Voorts is van de gelegenheid gebruik gemaakt een lacune te dichten met betrekking tot de mogelijkheid voor de burger om nog tot een jaar na beëindiging van de aansluiting van bij algemene maatregel van bestuur aangewezen provincie, gemeente of waterschap verzoeken door de Nationale ombudsman behandeld te zien, voor zover deze verzoeken zien op gedragingen die hebben plaatsgevonden in de periode voordat de aansluiting werd beëindigd. Deze regeling is vergelijkbaar met die voorzien in artikel 30a WNo.

De Raad van State geeft U in overweging het voorstel van wet te zenden aan de Tweede Kamer der Staten-Generaal, nadat aan het vorenstaande aandacht zal zijn geschonken.
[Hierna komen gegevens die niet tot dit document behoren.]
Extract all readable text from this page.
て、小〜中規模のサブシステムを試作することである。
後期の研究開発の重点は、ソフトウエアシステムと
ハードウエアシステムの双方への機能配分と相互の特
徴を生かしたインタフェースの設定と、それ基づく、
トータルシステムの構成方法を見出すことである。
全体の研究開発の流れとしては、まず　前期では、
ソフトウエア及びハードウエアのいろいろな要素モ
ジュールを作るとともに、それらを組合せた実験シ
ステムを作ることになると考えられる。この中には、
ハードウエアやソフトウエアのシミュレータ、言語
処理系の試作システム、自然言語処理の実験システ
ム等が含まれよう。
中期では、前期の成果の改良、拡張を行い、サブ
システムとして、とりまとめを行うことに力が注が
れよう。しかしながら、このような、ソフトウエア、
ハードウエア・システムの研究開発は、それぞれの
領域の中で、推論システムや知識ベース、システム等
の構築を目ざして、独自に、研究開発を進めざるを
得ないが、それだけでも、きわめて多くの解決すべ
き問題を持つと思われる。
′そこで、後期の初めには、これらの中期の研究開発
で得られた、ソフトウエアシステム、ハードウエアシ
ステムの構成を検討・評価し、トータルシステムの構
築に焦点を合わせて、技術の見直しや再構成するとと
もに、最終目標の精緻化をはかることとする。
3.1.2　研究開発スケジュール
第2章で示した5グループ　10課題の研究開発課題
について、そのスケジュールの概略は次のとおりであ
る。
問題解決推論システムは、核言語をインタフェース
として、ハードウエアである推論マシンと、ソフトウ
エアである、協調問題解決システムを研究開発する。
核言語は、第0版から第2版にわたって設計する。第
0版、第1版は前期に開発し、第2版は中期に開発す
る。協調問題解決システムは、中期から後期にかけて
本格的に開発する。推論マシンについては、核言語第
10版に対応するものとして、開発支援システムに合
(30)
De waarnemend Vice-President van de Raad van State,

P. J. Boukema

De Staatssecretaris van Binnenlandse Zaken,

J. Kohnstamm

Bijlage bij het advies van de Raad van State van 4 juni 1997, no.W04.97.0216, met redactionele kanttekeningen die de Raad in overweging geeft.

– In artikel II, eerste lid, «artikel 1a, eerste lid, onder c,» vervangen door: artikel 1a, eerste lid, onder b,. Gelet op aanwijzing 87 van de Aanwijzingen voor de regelgeving (Ar) tevens «het besluit van 12 juni 1996» vervangen door: het koninklijk besluit van 12 juni 1996.

– Gelet op aanwijzing 87 Ar in artikel V telkens «het besluit van» vervangen door: het koninklijk besluit van.

– Gelet op aanwijzing 93 Ar in de memorie van toelichting telkens «het ministerie van Onderwijs, Cultuur en Wetenschappen» vervangen door: het Ministerie van Onderwijs, Cultuur en Wetenschappen.

– In paragraaf 3.1 van de memorie van toelichting «de in artikel I, onderdeel D, van het wetsvoorstel, » vervangen door: de in artikel I, onderdelen C en D, van het wetsvoorstel,.